Ne sonnons pas trop tôt le retour de la littérature en même temps que celui du mal. Il est possible que le mal revienne sans elle, que les hommes que nous sommes devenus soient incapables de comprendre ce que Voltaire, Hemingway ou Hugo voulaient nous dire. C’est l’hypothèse la plus inquiétante : que le monde moderne, en voulant abolir le mal, ait seulement aboli la possibilité de lutter contre lui, possibilité qui est contenue dans l’œuvre du génie, lequel a souvent partie liée avec l’espérance. Car le génie n’accepte jamais le monde tel qu’il est. Les gens achètent des livres, mais sont-ils encore capables de les lire ? Le destin des livres est-il d’être lus ou de dormir dans une bibliothèque poussiéreuse qui ne sera jamais consultée ? Un jour peut-être ils oublieront que les livres sont faits pour être ouverts. Les enfants interrogeront bientôt leurs parents sur ces objets mystérieux que l’on achète comme on entretient une superstition : acheter des livres quand les gens meurent ou quand les grandes choses sont perdues pour que les livres meurent à leur tour. Avec l’événement doit advenir la littérature, mais faut-il encore des hommes à même de raconter cet événement, des hommes capables de voir ce qui est éternel dans le temporel, de voir les signes et les symboles à l’œuvre. Il faut des lecteurs pour avoir des créateurs, des personnes qui savent que le livre n’est pas un objet – de la même façon que Notre-Dame n’est pas un objet –, que le livre est un signe temporel du spirituel, qu’il est une expression matérialisée de l’âme. La littérature n’a pas besoin de collectionneurs ou de fétichistes, elle n’a pas besoin d’être consacrée par un rituel.
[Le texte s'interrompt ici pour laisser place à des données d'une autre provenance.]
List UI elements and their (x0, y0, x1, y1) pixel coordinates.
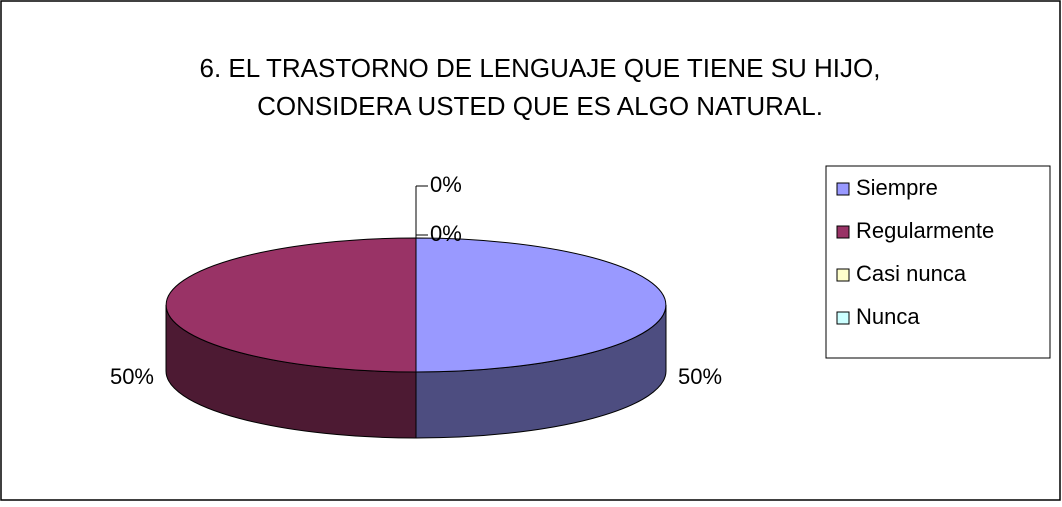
chart-title: CONSIDERA USTED QUE ES ALGO NATURAL. (257, 91, 823, 121)
pie-slice (415, 237, 667, 373)
legend-label: Siempre (856, 175, 938, 200)
legend-swatch (836, 311, 850, 325)
data-label: 50% (678, 364, 722, 389)
legend-box (825, 165, 1051, 359)
data-label: 0% (430, 172, 462, 197)
legend-swatch (836, 182, 850, 196)
pie-slice (165, 237, 417, 373)
legend-label: Casi nunca (856, 261, 967, 286)
data-label: 0% (430, 221, 462, 246)
legend-label: Nunca (856, 304, 920, 329)
legend-swatch (836, 268, 850, 282)
chart-title: 6. EL TRASTORNO DE LENGUAJE QUE TIENE SU… (200, 53, 881, 83)
data-label: 50% (110, 364, 154, 389)
legend-label: Regularmente (856, 218, 994, 243)
legend-swatch (836, 225, 850, 239)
Acheter Notre-Dame de Paris après l’incendie de la cathédrale, c’est prendre le risque de participer au culte mortifère de ce qui devrait être vivant. C’est prendre le risque d’honorer les choses du passé, non pas pour leur grandeur intrinsèque, mais pour le simple fait qu’elles sont passées. Notre-Dame ne sera plus jamais la même, la Notre-Dame que nous avons connue est perdue pour toujours. Hugo ne doit pas la rejoindre au cimetière, il ne doit pas être lu comme quelque chose d’ancien, capable de combler la perte – comme si nous allions retrouver la Notre-Dame que nous avons perdue dans le livre –, mais comme quelque chose de toujours nouveau, comme quelque chose de perpétuellement vivant. C’est à cette condition seulement que nous ne céderons pas au signe du temps qui veut que l’homme prenne soin des morts plus que des vivants.